THEME

One of life’s most isolating experiences is, in my belief, beginning to develop strong, intense feelings for someone while they are stuck at the starting line of their feelings for you. I feel as though, the moment you let your guard down to let another soul in, you automatically instill a trust in that person. To have that trust shattered whether it be by your own hand or the intentions of another leaves a lasting scar on your ability to let someone else in.

There’s a choice to be made: you can close yourself off, creating a wall so high between you and anyone else that you never experience any momentary happiness due to another soul merging with your own or you can live open, knowing what you’re worth, what is good for you and what it is that you deserve.

The discontent and apprehensiveness hangs in the air, the cigarette smoke’s unfriendly twin. It soaks into my skin, and is taken in. I suffer at the hands of myself, I suffer alone. I am alone but strong.

I lay there, soaked in discontent, plagued by thoughts of doing more - being more. I lusted after a life of eternal excitement; no lows, only soaring highs. Until now, I didn’t fully understand. It’s the want to make your life better, to make your life more, that separates you.
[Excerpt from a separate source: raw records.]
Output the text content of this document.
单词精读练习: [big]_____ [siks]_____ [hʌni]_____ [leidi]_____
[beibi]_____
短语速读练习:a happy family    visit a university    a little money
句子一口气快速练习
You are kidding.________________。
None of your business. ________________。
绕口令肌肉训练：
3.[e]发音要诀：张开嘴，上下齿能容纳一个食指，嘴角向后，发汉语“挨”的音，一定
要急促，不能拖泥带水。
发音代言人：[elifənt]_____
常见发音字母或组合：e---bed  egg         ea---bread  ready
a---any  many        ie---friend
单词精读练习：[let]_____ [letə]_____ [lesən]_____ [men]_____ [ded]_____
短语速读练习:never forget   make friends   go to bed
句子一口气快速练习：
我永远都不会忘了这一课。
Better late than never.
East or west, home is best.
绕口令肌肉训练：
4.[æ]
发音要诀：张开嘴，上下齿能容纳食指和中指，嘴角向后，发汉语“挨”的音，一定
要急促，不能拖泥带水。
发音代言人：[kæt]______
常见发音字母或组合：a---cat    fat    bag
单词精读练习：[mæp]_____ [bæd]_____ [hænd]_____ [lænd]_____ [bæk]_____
I often create a reality out of my fantasy mind. I think that it’s both my strongpoint and my downfall. I don’t think I live in the real world. I live my version of what I want my reality to be. I think that the moment I stopped viewing the world through the fantasy, that’s when I’ll know I’m insane.

I’m well aware that I go too much too quick. My emotions are so full that there’s no time for any kind of midpoint. If I like you, I like you alot. There’s no two ways about it. I won’t be forced to apologize for it either. If passion is my biggest crime then I feel as though I’m living a colourful life.
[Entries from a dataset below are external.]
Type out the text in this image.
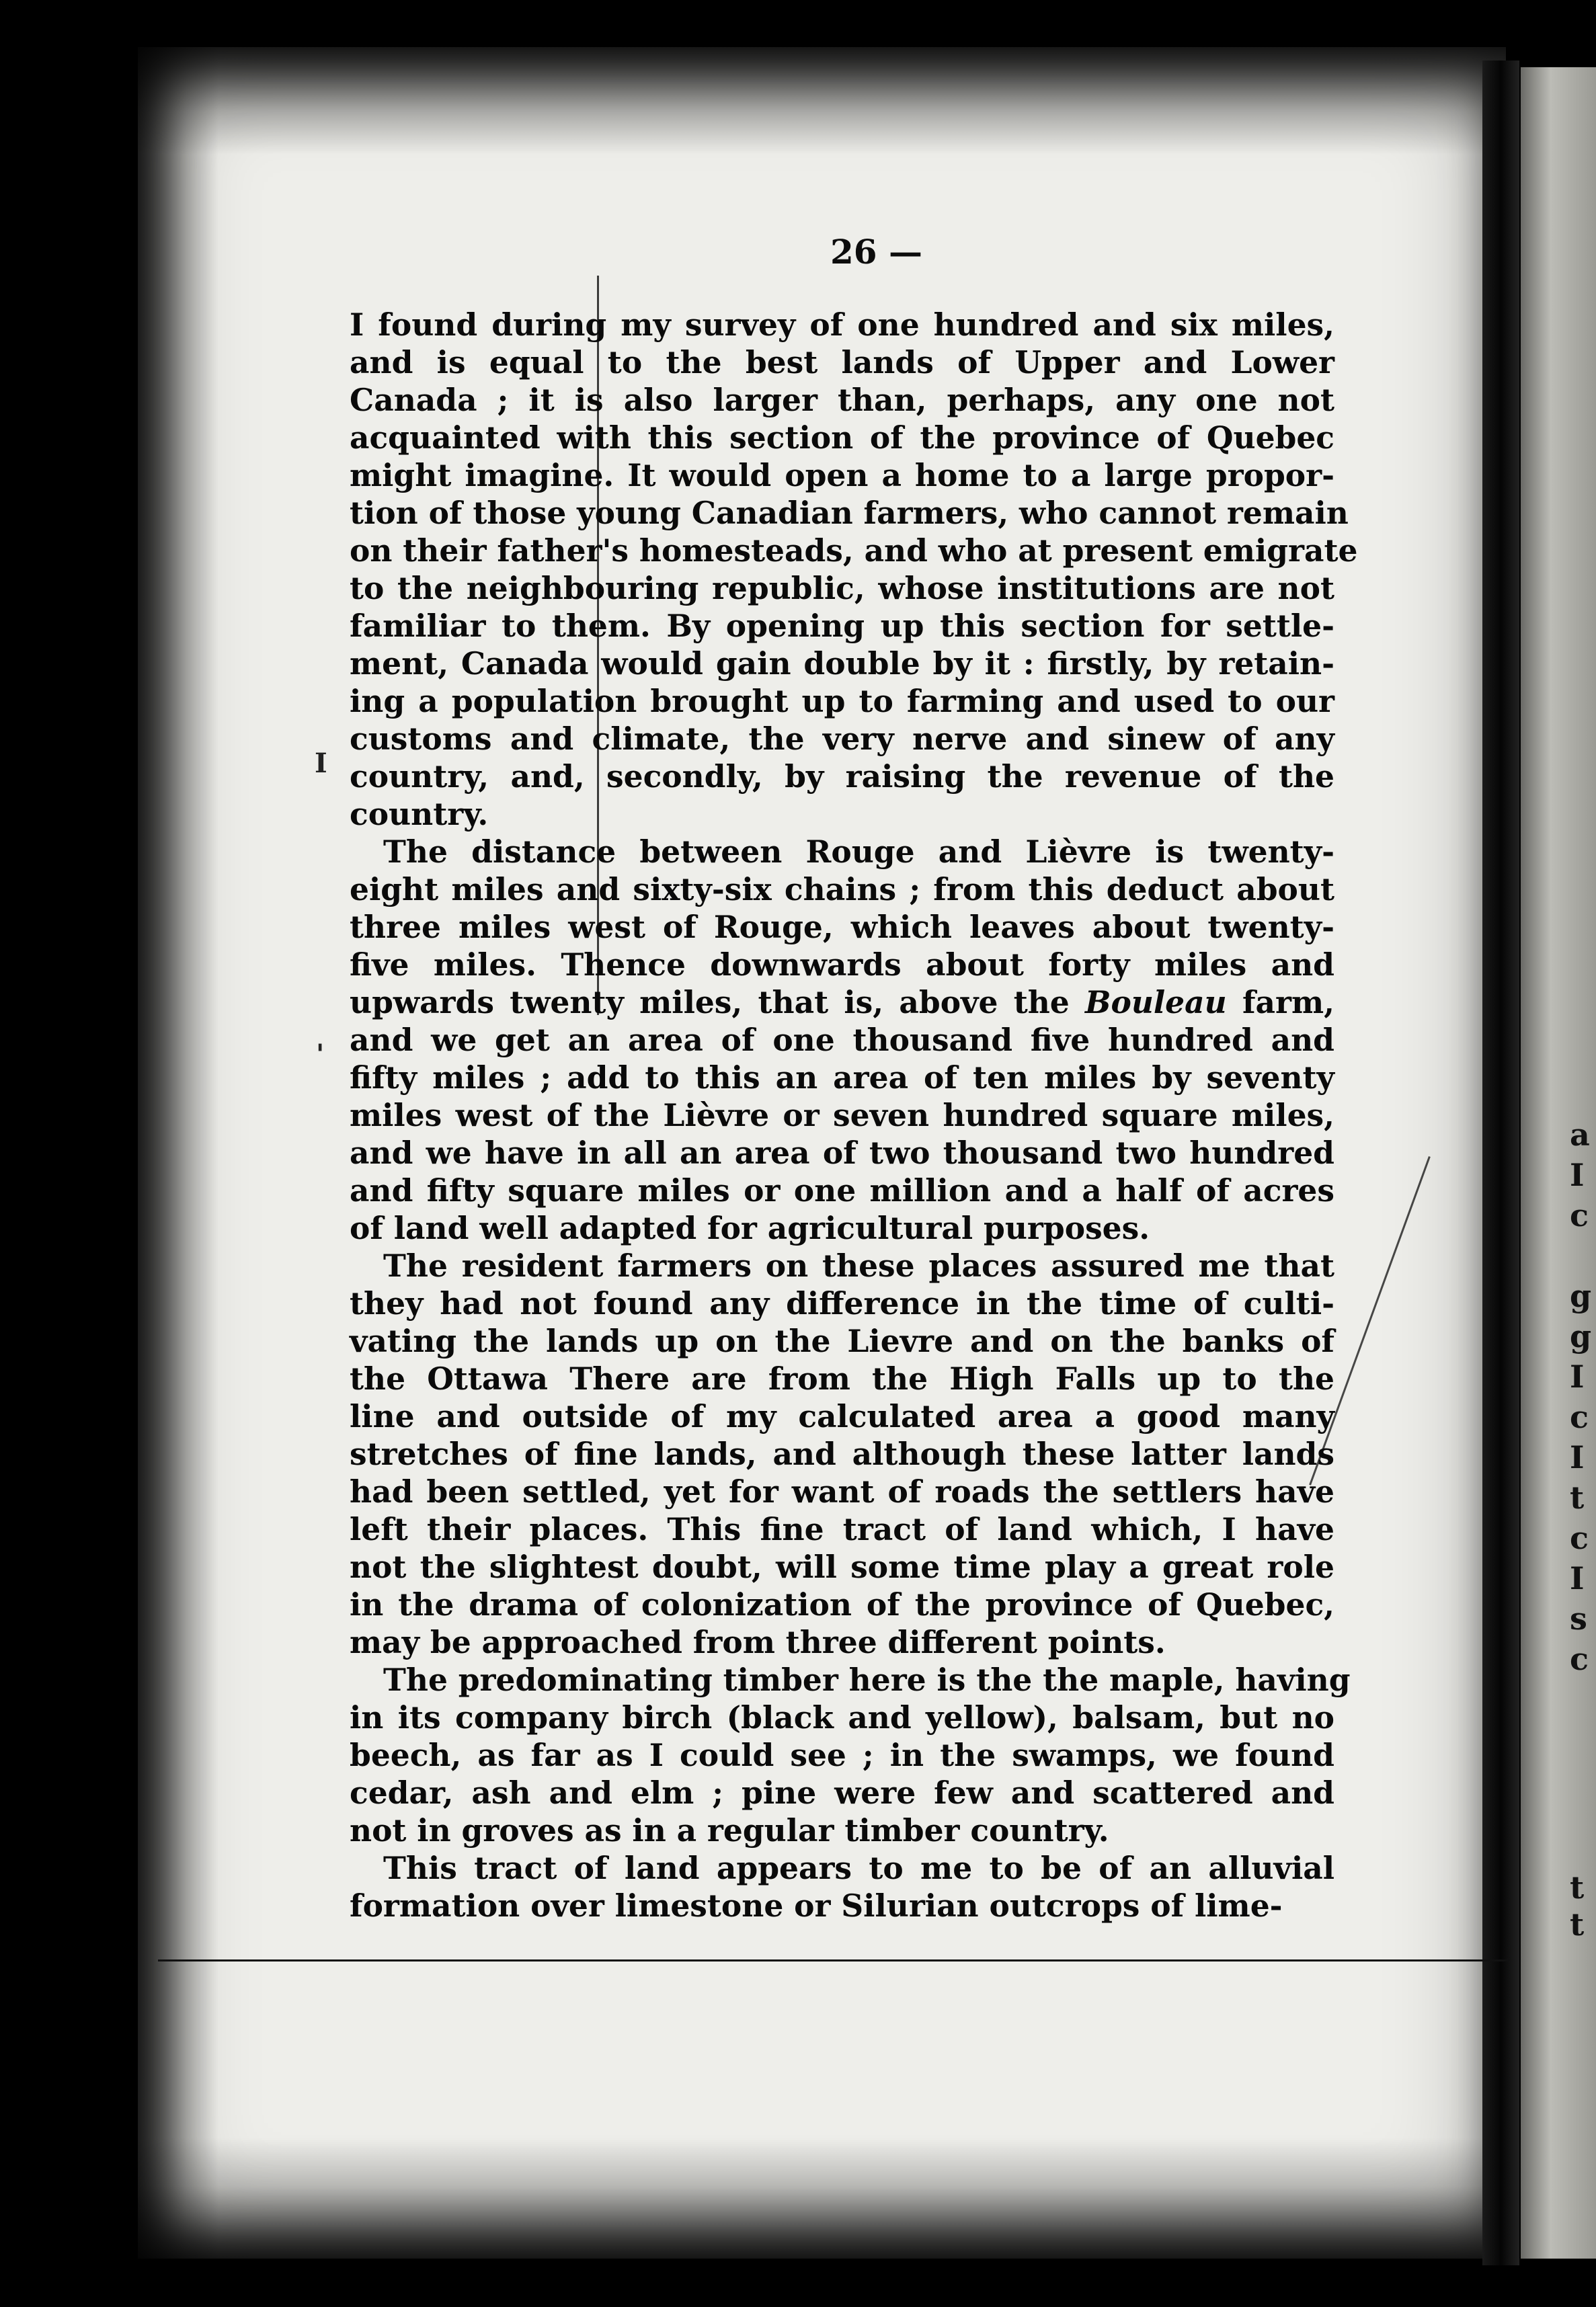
a
I
c
g
g
I
c
I
t
c
I
s
c
t
t
I
'
26 —
I found during my survey of one hundred and six miles,
and is equal to the best lands of Upper and Lower
Canada ; it is also larger than, perhaps, any one not
acquainted with this section of the province of Quebec
might imagine. It would open a home to a large propor-
tion of those young Canadian farmers, who cannot remain
on their father's homesteads, and who at present emigrate
to the neighbouring republic, whose institutions are not
familiar to them. By opening up this section for settle-
ment, Canada would gain double by it : firstly, by retain-
ing a population brought up to farming and used to our
customs and climate, the very nerve and sinew of any
country, and, secondly, by raising the revenue of the
country.
The distance between Rouge and Lièvre is twenty-
eight miles and sixty-six chains ; from this deduct about
three miles west of Rouge, which leaves about twenty-
five miles. Thence downwards about forty miles and
upwards twenty miles, that is, above the Bouleau farm,
and we get an area of one thousand five hundred and
fifty miles ; add to this an area of ten miles by seventy
miles west of the Lièvre or seven hundred square miles,
and we have in all an area of two thousand two hundred
and fifty square miles or one million and a half of acres
of land well adapted for agricultural purposes.
The resident farmers on these places assured me that
they had not found any difference in the time of culti-
vating the lands up on the Lievre and on the banks of
the Ottawa There are from the High Falls up to the
line and outside of my calculated area a good many
stretches of fine lands, and although these latter lands
had been settled, yet for want of roads the settlers have
left their places. This fine tract of land which, I have
not the slightest doubt, will some time play a great role
in the drama of colonization of the province of Quebec,
may be approached from three different points.
The predominating timber here is the the maple, having
in its company birch (black and yellow), balsam, but no
beech, as far as I could see ; in the swamps, we found
cedar, ash and elm ; pine were few and scattered and
not in groves as in a regular timber country.
This tract of land appears to me to be of an alluvial
formation over limestone or Silurian outcrops of lime-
I love the idea that I have this forum to put my thoughts out into the world. It’s a comforting thought to know that I can share my hopes, my dreams, my art and my being with people all around the world, thus, connecting us on our paths. I take comfort in you. I hope you can take comfort in me.

I really feel for people who put all of their effort being in a relationship or finding someone to be in a relationship with. I feel as though, if you need that validation from someone to survive, you’re lacking something within yourself. There’s so much emphasis placed on finding “the one” and jumping from relationship to relationship that people never really look at the driving forces behind what makes us relate to others the way we do.

I know for myself, I’d rather spend years finding out who I am and meeting lots of special people along the way, than wallow in my own need for validation, whining and moaning about how I can’t get someone to love me.

I believe in making your life what you want it to be. Risk the hurt, risk the awkwardness, risk failure to succeed. No amount of let downs are final, you only need one yes to begin a journey to where you want to be. Always come from a place of yes.

I believe that it takes a huge amount of courage to stand for what you know to be true. My aim is to always be as authentic as posible and to know what it is that I’m willing to stand for. Take charge through knowing yourself. Courage is an admirable feat and always live as an example.

Sometimes opportunities really do fall out of the sky, catch them and run with them. Even if it wasn’t what you thought you’d be doing, take it, learn from it. All experience is valid and will make sense to you in the end. Anything, that knowledge can be taken from and experience can be gained from, has the power to change your life.

There’s really no point in comparing the severity of our problems because we all have our crosses to bear and they all weigh differently upon us but take a moment to look around and realize how lucky you are right now. You have a future, you have life, you have time…don’t waste any of it on negativity.

Sometimes, things happen so fast that you’re completely unaware of them. You become so used to the loneliness, the lack of feeling that your actual feelings lay hidden, buried beneath all of your efforts to push it all away, to feel nothing. It takes alot to finally admit to yourself, most times in the darkest of places, that you can feel something - whether it be for someone, or about yourself.

Don’t let your inner thoughts trick you into believing you’re not good enough for anyone, reject the thought and masque it with self love. For, even if it is a lie, it has the power to become truth.

Believe in yourself. Allow yourself to be delusional in believing that everything will work out because I believe that’s the only way anything’s going to happen. Trust yourself enough to feel like you know what you’re doing. Love yourself better than anyone else could and live knowing who you are. Live unbroken.

I’m in no way offended when people question my sexuality or call me “gay” because I don’t see anything wrong with homosexuality or being open, sexually. It doesn’t offend me when people tell me I dress like a girl because I think women are powerful, strong creatures and I don’t see anything wrong with being compared to them.

Think logically and use that as your defence for people’s usual bullshit.